Technically that's true, but the result of a cryptographic hash like SHA-256 is (practically) guaranteed to be unique. Depending on the average length of an input line and how many of the lines are unique, storing only the SHA-256 hash value could take far less memory than storing the input lines along with a non-cryptographic 32-bit hash value.

kilburn · on March 8, 2013

You are describing a bad implementation of a bloom filter [1]. Anyway, people expect "uniq" to be correct in all cases (i.e., to never filter a unique line). A default implementation where it would possible (even with a minuscule chance) that this doesn't happen would be a recipe for disaster. It may be a cool option though ;)

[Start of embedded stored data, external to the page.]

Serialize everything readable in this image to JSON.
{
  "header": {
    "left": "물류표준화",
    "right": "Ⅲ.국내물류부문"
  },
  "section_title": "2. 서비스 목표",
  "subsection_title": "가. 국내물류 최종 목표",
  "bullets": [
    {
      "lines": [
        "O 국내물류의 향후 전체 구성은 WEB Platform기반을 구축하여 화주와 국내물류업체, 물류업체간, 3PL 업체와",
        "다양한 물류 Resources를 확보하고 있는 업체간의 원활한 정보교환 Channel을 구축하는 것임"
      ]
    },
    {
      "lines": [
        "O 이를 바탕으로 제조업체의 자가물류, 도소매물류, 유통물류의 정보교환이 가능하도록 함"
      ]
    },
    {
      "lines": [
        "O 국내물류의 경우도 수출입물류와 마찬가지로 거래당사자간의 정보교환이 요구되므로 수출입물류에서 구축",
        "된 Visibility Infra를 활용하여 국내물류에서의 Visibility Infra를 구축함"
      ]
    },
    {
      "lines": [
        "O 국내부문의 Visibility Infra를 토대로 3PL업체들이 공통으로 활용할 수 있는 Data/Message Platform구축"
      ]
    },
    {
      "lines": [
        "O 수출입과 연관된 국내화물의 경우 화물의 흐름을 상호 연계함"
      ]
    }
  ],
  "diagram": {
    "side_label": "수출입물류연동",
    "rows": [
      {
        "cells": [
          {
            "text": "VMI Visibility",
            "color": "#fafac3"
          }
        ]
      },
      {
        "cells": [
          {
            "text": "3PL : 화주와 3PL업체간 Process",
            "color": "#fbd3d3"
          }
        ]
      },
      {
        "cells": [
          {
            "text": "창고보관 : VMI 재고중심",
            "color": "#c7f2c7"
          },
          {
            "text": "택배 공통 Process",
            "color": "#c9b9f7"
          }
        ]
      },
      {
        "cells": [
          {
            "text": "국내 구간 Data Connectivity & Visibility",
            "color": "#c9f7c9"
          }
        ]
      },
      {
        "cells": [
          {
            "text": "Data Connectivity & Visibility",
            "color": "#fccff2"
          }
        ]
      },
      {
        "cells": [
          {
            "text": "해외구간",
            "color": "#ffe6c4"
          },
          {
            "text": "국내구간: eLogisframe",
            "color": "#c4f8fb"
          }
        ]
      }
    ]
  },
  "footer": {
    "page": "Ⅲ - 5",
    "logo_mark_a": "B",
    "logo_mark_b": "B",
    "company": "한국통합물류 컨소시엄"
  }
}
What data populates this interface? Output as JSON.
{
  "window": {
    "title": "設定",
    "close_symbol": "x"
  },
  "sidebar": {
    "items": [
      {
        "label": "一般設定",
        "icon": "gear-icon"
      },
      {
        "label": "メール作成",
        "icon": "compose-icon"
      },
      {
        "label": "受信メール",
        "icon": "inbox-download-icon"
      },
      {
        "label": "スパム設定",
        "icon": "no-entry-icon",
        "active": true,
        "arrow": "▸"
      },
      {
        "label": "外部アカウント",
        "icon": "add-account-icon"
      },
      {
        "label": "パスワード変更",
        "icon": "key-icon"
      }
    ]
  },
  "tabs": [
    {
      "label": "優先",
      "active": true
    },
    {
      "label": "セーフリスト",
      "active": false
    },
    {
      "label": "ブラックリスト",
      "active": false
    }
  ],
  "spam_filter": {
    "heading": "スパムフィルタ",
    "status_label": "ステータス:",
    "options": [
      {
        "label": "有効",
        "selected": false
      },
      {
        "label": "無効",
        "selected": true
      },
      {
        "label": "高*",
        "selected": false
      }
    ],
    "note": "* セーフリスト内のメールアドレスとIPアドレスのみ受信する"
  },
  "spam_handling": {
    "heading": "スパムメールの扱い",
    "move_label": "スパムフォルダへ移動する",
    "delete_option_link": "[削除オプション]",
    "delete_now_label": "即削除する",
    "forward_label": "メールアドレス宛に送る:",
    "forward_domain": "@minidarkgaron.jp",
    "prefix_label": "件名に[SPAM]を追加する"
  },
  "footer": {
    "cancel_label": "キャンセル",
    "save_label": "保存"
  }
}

http://en.wikipedia.org/wiki/Bloom_filter

kragen · on March 12, 2013

No, this is not a bad implementation of a bloom filter, and the size of the minuscule chance matters; unless SHA-256 has a flaw in it that we don't know about, SHA-256 collisions are far less likely than undetected hardware errors in your computer. The universe contains roughly 2²⁶⁵ protons, 500 protons per distinct SHA-256 value, and has existed for roughly 2⁵⁸ seconds, which means there are roughly 2¹⁹⁸ SHA-256 values per second of the age of the universe.

Typical undetected bit error rates on hard disks are one error per 10¹⁴ bits, which is about 2⁴⁷. If your lines are about 64 characters long, you'll have an undetected bit error roughly every 2^(47-6-3) = 2³⁸ lines. SHA-256 will give you an undetected hash collision roughly every 2²⁵⁵ lines. That is, for every 2²¹⁷ disk errors, SHA-256 will introduce an additional error. If you're hashing a billion lines a second (2³⁰) then that will be 2^(217-30) = 2¹⁸⁷ seconds, while the disk is giving you an undetected bit error every minute or so. A year is about 2²⁵ seconds, so that's about 2¹⁶² years, about 10⁴⁹. By comparison, stars will cease to form in about 10¹⁴ years, all planets will be flung from their orbits around the burned-out remnants of stars by random gravitational perturbations in about 10¹⁵ years, the stellar remnants will cease to form cold, dark galaxies in about 10²⁰ years, and all protons will have decayed in about 10⁴⁰ years.

And if you somehow manage to keep running uniq on your very large file at a billion lines a second, in a mere 500 times the amount of time from the universe's birth to the time when nothing is left of matter but black holes, SHA-256 will have produced your first random false collision.

kragen · on March 23, 2013

Another possibly relevant note: there are about 2¹⁴⁹ Planck times per second. None of the above takes into account the Landauer and related quantum-mechanical limits to computation, which may be more stringent.